UNC system chairman: 'We don't discriminate against anybody'
Posted May 10, 2016
Updated May 17, 2016
Chapel Hill, N.C. — University of North Carolina system leaders insisted Tuesday that the 17-campus system doesn't violate anyone's civil rights, but yet they find themselves trying to negotiate a tricky position as the state and federal governments battle over the controversial House Bill 2.
The U.S. Department of Justice sued the UNC system and the state on Monday, alleging that House Bill 2 violates Title VII of the federal Civil Rights Act and the Title IX education gender-equity law by requiring transgender people to use public bathrooms that match the gender listed on their birth certificate and doesn't allow them to choose the bathroom where they feel most comfortable.
"We don't discriminate against anybody," Louis Bissette, chairman of the UNC Board of Governors, said following a nearly three-hour, closed-door meeting of the board to discuss the lawsuit.
"Our anti-discrimination policies are in effect, as they have been for years and years and years," Bissette said. "There's been no change in that, and there will be no change in that."
"We've not violated any provision of Title IX or Title VII as it relates to House Bill 2," UNC President Margaret Spellings said, agreeing with Bissette that no changes are planned in any campus' nondiscrimination policies and noting that House Bill 2 doesn't spell out how to enforce the bathroom regulations or any penalties for violators.
UNC leaders, however, wouldn't take a stand on the issue, saying they want to focus on their education mission while the courts settle the debate. Their next step is to hire a lawyer to defend the Justice Department suit.
"You can imagine, if you're a citizen and you have a state law and a federal law, and you don't really know which one is controlling at a certain point in time, it's very frustrating that you don't know which one to abide by," Bissette said.
The lawsuit puts about $1.4 billion in federal funding to the university system, including financial aid and research grants, at risk if campuses are found to be out of compliance with nondiscrimination laws.
"The board and I are completely committed and very clear that we can't operate this place without federal funding, and we would not put that at risk," Spellings said.
The Justice Department hasn't threatened to withhold any federal funding yet, she said, noting that system administrators and lawyers continue to discuss how to resolve the issue with government lawyers.

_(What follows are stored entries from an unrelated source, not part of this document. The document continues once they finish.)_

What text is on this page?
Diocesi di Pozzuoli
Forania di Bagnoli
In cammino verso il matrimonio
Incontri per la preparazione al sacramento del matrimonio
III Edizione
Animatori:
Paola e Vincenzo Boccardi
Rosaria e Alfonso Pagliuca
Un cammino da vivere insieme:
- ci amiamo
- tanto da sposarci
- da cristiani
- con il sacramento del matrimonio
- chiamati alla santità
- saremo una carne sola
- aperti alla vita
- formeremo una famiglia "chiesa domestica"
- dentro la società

"I don't think they have any greater interest in poor and minority students losing financial aid than we do," she said.
The 10 Republican U.S. House members from North Carolina sent a letter to U.S. Education Secretary John King on Monday, demanding assurences by Friday that no federal education money would be pulled from the UNC system.
"We strongly believe that any move to withhold federal (education) funding from North Carolina is without legal merit and an unprecedented overreach by the federal government," the House members wrote in the letter.

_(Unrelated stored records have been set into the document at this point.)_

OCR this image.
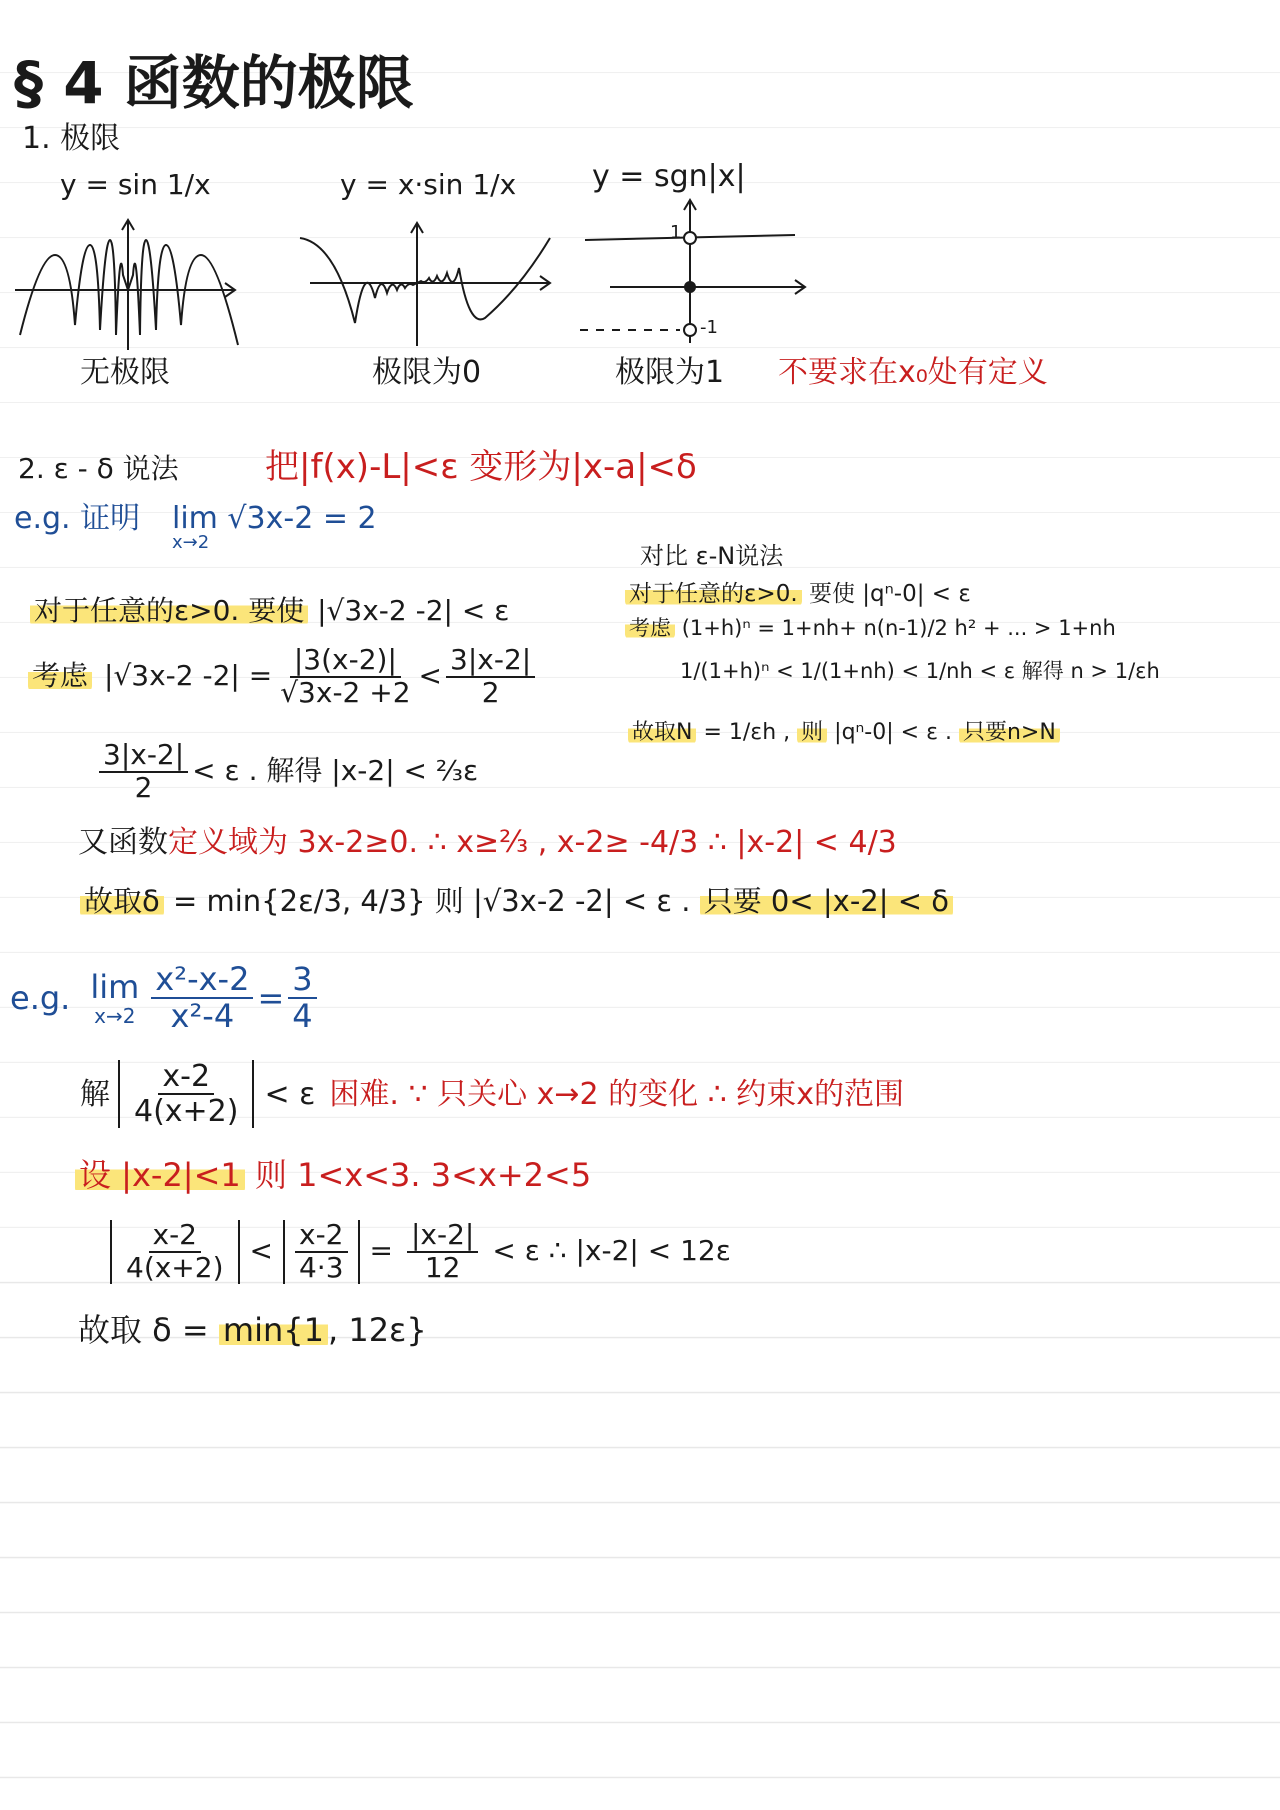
§ 4 函数的极限
1. 极限
y = sin 1/x	y = x·sin 1/x	y = sgn|x|
无极限	极限为0
1
-1
极限为1 不要求在x₀处有定义
2. ε - δ 说法	把|f(x)-L|<ε 变形为|x-a|<δ
e.g. 证明 lim √3x-2 = 2
x→2	对比 ε-N说法
对于任意的ε>0. 要使 |qⁿ-0| < ε
考虑 (1+h)ⁿ = 1+nh+ n(n-1)/2 h² + ... > 1+nh
1/(1+h)ⁿ < 1/(1+nh) < 1/nh < ε 解得 n > 1/εh
故取N = 1/εh , 则 |qⁿ-0| < ε . 只要n>N
对于任意的ε>0. 要使 |√3x-2 -2| < ε
考虑 |√3x-2 $-2| = \frac{|3(x-2)|}{√3x-2 +2} < \frac{3|x-2|}{2}$
$\frac{3|x-2|}{2} < \varepsilon$ . 解得 |x-2| < ⅔ε
又函数定义域为 3x-2≥0. ∴ x≥⅔ , x-2≥ -4/3 ∴ |x-2| < 4/3
故取δ = min{2ε/3, 4/3} 则 |√3x-2 -2| < ε . 只要 0< |x-2| < δ
e.g. lim
$x\to 2 \frac{\text{x²-x-2}}{\text{x²-4}} = \frac{3}{4}$
解 $\frac{x-2}{4(x+2)} < \varepsilon$ 困难. ∵ 只关心 x→2 的变化 ∴ 约束x的范围
设 |x-2|<1 则 1<x<3. 3<x+2<5
$\frac{x-2}{4(x+2)} < \frac{x-2}{4\cdot 3} = \frac{|x-2|}{12} < \varepsilon$ ∴ |x-2| < 12ε
故取 δ = min{1 , 12ε}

Students and faculty at area UNC campuses said Tuesday that they feel squeezed by the House Bill 2 battle.
"This is a huge ripple effect. This is dropping a boulder into a pond," said Brett Chambers, an adjunct lecturer in the Department of Mass Communication at North Carolina Central University. "We're going to all feel the pain if this plays out in a negative way and the money is withdrawn. I don't think the DOJ would have put that on the table if they weren't going to play that. You don't pull a gun if you're not willing to shoot."
Spellings has said that the UNC system plans to comply with both state and federal law, and Michael Gerhardt, the Samuel Ashe Distinguished Professor of Constitutional Law at the UNC School of Law, said that balance is difficult in the case.
"HB2 is one thing it has to consider complying with, but federal law really trumps that, and it has to make sure it's complying with federal law at all times," Gerhardt said. "It's going to head toward the federal government prevailing. There's no question, when it comes to federal law, the federal government determines what federal law is."
UNC System Student Body President and student board member, Zack King, said he hopes the discussion about House Bill 2 will continue at the university.
"I know that students and student leaders have really been calling for a stand against HB2," he said. "I am very confident the board is heading in the right direction when it comes to this. I think we are headed, hopefully, for a resolution."